Aya posts record silver output, revenue as new mill ramps up
Precious metals miner Aya Gold & Silver on Tuesday reported a record quarter for silver production, revenue, and operating cash flow, driven by the ramp-up of its newly commissioned mill and continued growth from its openpit operations.
The miner, which operates the Zgounder mine in Morocco, produced 1.07-million ounces of silver in the first quarter of 2025, up 192% from a year earlier.
Silver sales climbed 346% to 1.06-million ounces, generating revenue of $33.8-million – a sixfold increase over the same period in 2024. Operating cash flow totalled $7.9-million, compared with a negative $3.7-million last year.

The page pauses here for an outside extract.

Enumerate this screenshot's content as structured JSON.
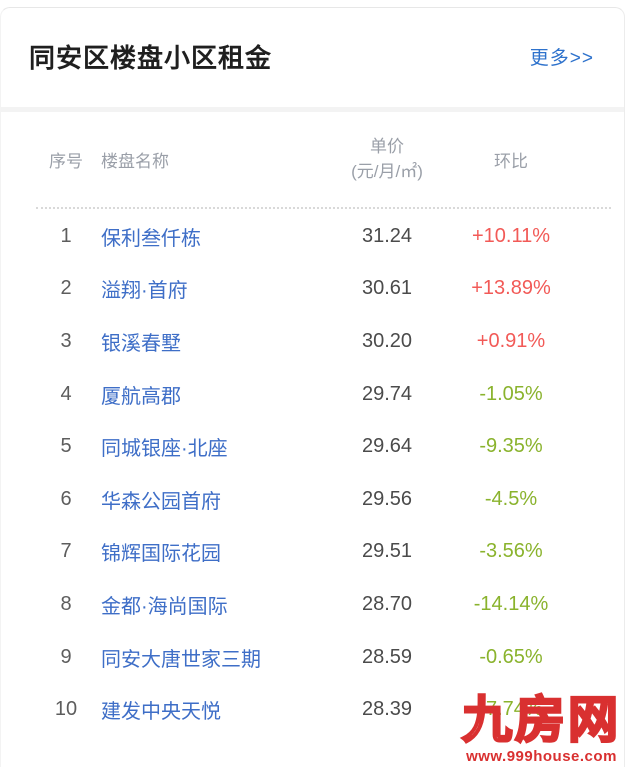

“Aya delivered a standout quarter, achieving record silver production of over one-million ounces, record revenues of $33.8-million, and operating cash flow of nearly $8-million – all while reducing cash costs and successfully ramping up operations inline with plans and only three months after commissioning the plant,” said president and CEO Benoit La Salle.
The company’s average realised silver price rose 50% year-on-year to $31.87/oz, while cash costs sold fell 7% to $18.93/oz.
Openpit mining drove a significant portion of the gains. Aya mined 133 848 t of ore from the openpit in the quarter at a grade of 155 g/t silver. The openpit mining rate reached 20 891 t/d of total material moved in the first quarter, up from 15 360 t/d in the prior quarter. With additional equipment added in April, daily movement is now nearing 30 000 t/d and is expected to surpass 40 000 t/d by year-end.
“Our openpit ramp-up continues as planned, contributing to record plant throughput and supporting an increase in revenue and cash flow year-over-year,” said La Salle. “Operationally, we continue to see steady improvements, with a clear path to higher throughput and recovery rates aligned with long-term expectations.”
The company processed 249 743 t of ore at an average grade of 163 g/t in the first quarter, achieving 82.4% recovery, slightly below the feasibility study target of 89%. The shortfall was attributed to low dissolved oxygen levels in the leach tanks, caused by underperformance at the oxygen plant. Repairs are under way and recoveries are expected to improve once the plant is fully operational.
Aya ended the quarter with $36.6-million in cash and restricted cash, excluding an additional $11.6-million in silver sales collected early in the second quarter. Working capital stood at $1.75-million, down sharply from $23.4-million at year-end.
“Backed by strong cash flow generation, improving cost performance, growing production, and a solid liquidity position, Aya is well-positioned to drive sustainable growth, maximise profitability, and deliver strong returns to shareholders,” La Salle said.
The company also announced a $25-million credit facility secured from the European Bank for Reconstruction and Development, which La Salle described as “a clear vote of confidence in Aya's long-term growth trajectory".
“This added liquidity allows us to accelerate development at Boumadine, while maintaining a strong balance sheet and funding future growth,” he added.